Una situazione che ha portato sulla graticola Gattuso, prima blindato e a un passo dal rinnovo e oggi chissà. Al mister si imputa, oltre ai risultato, l’incapacità di correzione dei difetti: il Napoli è una squadra a doppia velocità che alterna prestazioni devastanti (squadre forti come Roma e Atalanta annichilite) a momenti di nulla totale, e questo si è ripetuto sempre, e soprattutto l’enorme distanza, che stupisce, tra il notorio carattere combattivo di Gattuso e la pigrizia a volte baldanzosa a volte triste dalla squadra. Senza quel veleno più volte predicato davanti alle telecamere, poche volte tramutato in morsi agli avversari in campo.

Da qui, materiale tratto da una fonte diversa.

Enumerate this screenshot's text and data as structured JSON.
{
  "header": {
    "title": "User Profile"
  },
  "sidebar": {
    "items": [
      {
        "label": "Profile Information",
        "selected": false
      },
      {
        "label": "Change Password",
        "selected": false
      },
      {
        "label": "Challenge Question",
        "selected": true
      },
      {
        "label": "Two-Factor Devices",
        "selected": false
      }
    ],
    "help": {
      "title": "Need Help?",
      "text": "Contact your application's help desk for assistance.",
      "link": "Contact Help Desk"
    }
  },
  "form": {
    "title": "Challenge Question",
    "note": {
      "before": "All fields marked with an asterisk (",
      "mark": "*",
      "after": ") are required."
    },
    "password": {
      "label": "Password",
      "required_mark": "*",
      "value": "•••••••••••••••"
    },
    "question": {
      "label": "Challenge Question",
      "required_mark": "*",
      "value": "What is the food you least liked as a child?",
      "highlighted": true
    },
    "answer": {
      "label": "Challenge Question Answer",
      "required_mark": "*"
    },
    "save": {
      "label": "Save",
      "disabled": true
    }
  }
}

In discussione sembrerebbe esserci anche il ds Cristiano Giuntoli. Al direttore sportivo, enfant prodige della scalata del Carpi dai dilettanti alla A, stimato e decantato pubblicamente come assoluto conoscitore di calcio e di calciatori dagli ex allenatori azzurri, Sarri e Ancelotti, vengono imputati cinque anni di mercati “discutibili”: scommesse non riuscite (Chalobah, Rog, Ounas, Diawara, Malcuit), oggetti misteriosi (Grassi, Leandrinho, Machach, Gnahorè, Basit), tralasciando naturalmente i calciatori voluti dagli allenatori (Fabian Ruiz, Ospina, Lozano e prima di loro Allan, Valdifiori, Hysaj, Tonelli), in mezzo ai vari Milik, Giaccherini, Pavoletti, Mario Rui, Verdi. Giudizio sospeso per Elmas, pagato comunque 16 milioni, e naturalmente Osimhen che ne è costati, pare, 70. Insomma, ad oggi il piatto sembra piangere in confronto a Pierpaolo Marino che con poco regalò al Napoli Lavezzi, Hamsik, Domizzi, Paolo Cannavaro, il pampa Sosa, Maggio o a Riccardo Bigon che ha scovato Mertens, Koulibaly, Goulham, Duvan Zapata, e ha portato a Napoli Cavani (tralasciando i vari Higuain, Albiol, Reina, Callejon chiesti da Benitez). E in tutto ciò è insolitamente silente, da molto, il patron Adl: qualcuno lo vorrebbe in meditazione, tra rinnovi, repulisti e clamorose ripartenze del progetto in chiave europeista. Alla ricerca della felicità insomma: e dove piazzarla, se accanto alla crescita o alla decrescita, si vedrà poi.